The long-acting C5 inhibitor, ravulizumab, is effective and safe in pediatric patients with atypical hemolytic uremic syndrome naïve to complement inhibitor treatment.

Autor: Ariceta G; Paediatric Nephrology Department, University Hospital Vall d'Hebron, Barcelona, Spain. Electronic address: gariceta@vhebron.net., Dixon BP; Renal Section, Department of Pediatrics, University of Colorado School of Medicine, Aurora, Colorado, USA., Kim SH; Department of Pediatrics, Pusan National University Children's Hospital, Yangsan, Korea., Kapur G; Faculty of Pediatric Sciences, Central Michigan University, Mount Pleasant, Michigan, USA., Mauch T; Division of Pediatric Nephrology, University of Nebraska Medical Center, Omaha Children's Hospital and Medical Center, Omaha, Nebraska, USA; Department of Nephrology and Hypertension, Division of Pediatrics, University of Utah, Salt Lake City, Utah, USA., Ortiz S; Clinical and Non-Clinical Pharmacology, Alexion Pharmaceuticals Inc., Boston, Massachusetts, USA., Vallee M; Biostatistics, Alexion Pharmaceuticals Inc., Boston, Massachusetts, USA., Denker AE; Clinical Development, Alexion Pharmaceuticals Inc., Boston, Massachusetts, USA., Kang HG; Division of Pediatric Nephrology, Department of Pediatrics, Seoul National University College of Medicine, Seoul, Korea., Greenbaum LA; Division of Pediatric Nephrology, Emory University School of Medicine and Children's Healthcare of Atlanta, Atlanta, Georgia, USA.
Jazyk: angličtina
Zdroj: Kidney international [Kidney Int] 2021 Jul; Vol. 100 (1), pp. 225-237. Date of Electronic Publication: 2020 Dec 08.
DOI: 10.1016/j.kint.2020.10.046
Abstrakt: Ravulizumab, a long-acting complement C5 inhibitor engineered from eculizumab, allows extending maintenance dosing from every 2-3 weeks to every 4-8 weeks depending on bodyweight.

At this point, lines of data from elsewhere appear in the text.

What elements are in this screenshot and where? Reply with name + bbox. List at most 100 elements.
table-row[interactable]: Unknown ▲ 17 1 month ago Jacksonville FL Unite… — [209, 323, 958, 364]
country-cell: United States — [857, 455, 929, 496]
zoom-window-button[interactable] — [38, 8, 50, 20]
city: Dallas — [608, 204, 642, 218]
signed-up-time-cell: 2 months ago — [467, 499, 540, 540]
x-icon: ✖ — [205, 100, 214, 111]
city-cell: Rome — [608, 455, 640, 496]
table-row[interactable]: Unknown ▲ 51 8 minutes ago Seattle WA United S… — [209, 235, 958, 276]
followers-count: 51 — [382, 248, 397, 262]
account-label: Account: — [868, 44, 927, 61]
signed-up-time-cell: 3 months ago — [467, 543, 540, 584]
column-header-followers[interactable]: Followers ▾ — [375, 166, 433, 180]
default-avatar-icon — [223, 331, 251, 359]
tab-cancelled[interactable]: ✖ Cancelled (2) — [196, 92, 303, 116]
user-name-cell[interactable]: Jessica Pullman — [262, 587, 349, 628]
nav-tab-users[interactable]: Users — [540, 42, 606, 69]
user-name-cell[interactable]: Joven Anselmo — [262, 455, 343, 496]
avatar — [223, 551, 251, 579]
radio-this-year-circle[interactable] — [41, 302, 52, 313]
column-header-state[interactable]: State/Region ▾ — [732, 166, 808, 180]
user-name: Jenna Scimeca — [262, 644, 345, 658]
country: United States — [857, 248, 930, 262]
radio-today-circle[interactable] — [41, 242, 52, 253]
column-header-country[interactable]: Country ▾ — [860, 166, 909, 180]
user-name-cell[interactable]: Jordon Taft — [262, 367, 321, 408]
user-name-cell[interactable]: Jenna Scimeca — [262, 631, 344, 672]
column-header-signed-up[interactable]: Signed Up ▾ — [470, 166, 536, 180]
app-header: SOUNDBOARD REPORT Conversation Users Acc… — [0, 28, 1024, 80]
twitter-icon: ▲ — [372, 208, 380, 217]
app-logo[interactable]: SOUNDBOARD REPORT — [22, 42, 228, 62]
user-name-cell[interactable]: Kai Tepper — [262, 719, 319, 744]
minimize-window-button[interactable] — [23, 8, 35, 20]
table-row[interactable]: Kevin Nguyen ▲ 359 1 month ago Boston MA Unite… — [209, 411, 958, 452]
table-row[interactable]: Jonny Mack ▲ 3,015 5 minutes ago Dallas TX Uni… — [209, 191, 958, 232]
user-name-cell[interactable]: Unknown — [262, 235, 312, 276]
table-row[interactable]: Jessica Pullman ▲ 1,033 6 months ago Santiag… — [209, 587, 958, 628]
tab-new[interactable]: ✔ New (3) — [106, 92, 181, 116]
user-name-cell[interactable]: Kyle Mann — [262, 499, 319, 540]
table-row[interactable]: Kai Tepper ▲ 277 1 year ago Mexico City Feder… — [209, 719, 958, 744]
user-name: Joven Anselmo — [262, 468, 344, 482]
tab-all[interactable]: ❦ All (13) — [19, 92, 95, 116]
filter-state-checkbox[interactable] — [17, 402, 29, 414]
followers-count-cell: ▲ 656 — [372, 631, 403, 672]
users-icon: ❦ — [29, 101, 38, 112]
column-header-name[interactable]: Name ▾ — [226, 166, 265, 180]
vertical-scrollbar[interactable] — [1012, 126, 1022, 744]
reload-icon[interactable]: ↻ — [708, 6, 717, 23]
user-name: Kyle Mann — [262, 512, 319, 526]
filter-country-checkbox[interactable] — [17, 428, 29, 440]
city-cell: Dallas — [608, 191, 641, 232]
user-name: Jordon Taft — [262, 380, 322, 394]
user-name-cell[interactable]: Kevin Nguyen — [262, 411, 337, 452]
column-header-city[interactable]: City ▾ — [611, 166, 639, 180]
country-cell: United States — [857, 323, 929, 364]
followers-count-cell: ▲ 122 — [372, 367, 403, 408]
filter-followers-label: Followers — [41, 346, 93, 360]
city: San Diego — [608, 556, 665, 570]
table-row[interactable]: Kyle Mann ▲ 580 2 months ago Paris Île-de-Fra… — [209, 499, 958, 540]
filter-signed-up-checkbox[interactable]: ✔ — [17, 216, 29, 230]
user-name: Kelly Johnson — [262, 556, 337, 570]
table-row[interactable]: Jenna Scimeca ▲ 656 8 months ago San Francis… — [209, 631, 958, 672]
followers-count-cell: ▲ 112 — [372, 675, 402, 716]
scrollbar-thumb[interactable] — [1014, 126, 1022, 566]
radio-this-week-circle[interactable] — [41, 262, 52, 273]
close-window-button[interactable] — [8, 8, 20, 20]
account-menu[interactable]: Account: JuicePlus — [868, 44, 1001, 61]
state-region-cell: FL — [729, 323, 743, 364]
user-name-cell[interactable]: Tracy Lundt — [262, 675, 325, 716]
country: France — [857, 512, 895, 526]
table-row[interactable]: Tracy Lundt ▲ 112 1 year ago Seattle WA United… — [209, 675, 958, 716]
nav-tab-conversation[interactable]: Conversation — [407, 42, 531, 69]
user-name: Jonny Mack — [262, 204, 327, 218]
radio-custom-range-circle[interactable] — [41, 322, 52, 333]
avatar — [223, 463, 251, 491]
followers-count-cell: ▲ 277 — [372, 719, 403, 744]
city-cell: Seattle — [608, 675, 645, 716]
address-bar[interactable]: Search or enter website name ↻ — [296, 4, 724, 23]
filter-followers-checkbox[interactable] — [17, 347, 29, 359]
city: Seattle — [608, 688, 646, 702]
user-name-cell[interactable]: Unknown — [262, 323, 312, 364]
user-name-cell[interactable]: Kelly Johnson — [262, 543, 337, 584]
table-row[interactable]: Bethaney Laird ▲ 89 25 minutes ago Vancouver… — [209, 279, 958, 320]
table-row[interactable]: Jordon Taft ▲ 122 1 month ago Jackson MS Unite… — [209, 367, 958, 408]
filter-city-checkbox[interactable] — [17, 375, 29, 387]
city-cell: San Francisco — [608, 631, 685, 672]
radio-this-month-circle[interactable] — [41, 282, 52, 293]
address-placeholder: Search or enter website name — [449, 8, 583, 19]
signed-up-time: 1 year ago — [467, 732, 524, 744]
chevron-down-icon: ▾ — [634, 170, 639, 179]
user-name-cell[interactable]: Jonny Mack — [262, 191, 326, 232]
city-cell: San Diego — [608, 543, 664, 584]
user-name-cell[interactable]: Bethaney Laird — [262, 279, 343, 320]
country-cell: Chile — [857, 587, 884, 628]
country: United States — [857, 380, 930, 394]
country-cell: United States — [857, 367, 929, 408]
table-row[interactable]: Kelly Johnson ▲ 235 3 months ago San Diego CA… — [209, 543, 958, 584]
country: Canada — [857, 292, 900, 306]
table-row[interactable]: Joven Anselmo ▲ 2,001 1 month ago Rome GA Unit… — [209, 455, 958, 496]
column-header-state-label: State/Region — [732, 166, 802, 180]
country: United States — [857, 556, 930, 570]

Here, we evaluated the efficacy and safety of ravulizumab in complement inhibitor-naïve children (under 18 years) with atypical hemolytic uremic syndrome. In this phase III, single-arm trial, ravulizumab was administered every eight weeks in patients 20 kg and over, and four weeks in patients under 20 kg. The primary endpoint was a complete thrombotic microangiopathy response (normalization of platelet count and lactate dehydrogenase, and a 25% or more improvement in serum creatinine) through 26 weeks. Secondary endpoints included change in hematologic parameters and kidney function. 18 patients with a median age of 5.2 years were evaluated. At baseline, symptoms of atypical hemolytic uremic syndrome outside the kidney were present in 72.2% of patients and 38.9% had been in intensive care. Baseline estimated glomerular filtration rate was 22 mL/min/1.73 m 2 . By week 26, 77.8% of patients achieved a complete thrombotic microangiopathy response; 94.4%, 88.9% and 83.3% of patients achieved platelet normalization, lactate dehydrogenase normalization and a 25% or more improvement in serum creatinine, respectively. By week 50, 94.4% patients had achieved a complete thrombotic microangiopathy response. Median improvement in platelet count was 246 and 213 x10 9 /L through week 26 and week 50, respectively. The median increase above baseline in estimated glomerular filtration rate was 80 and 94 mL/min/1.73m 2 through week 26 and week 50, respectively. No unexpected adverse events, deaths, or meningococcal infections occurred. Thus, ravulizumab rapidly improved hematologic and kidney parameters with no unexpected safety concerns in complement inhibitor-naïve children with atypical hemolytic uremic syndrome.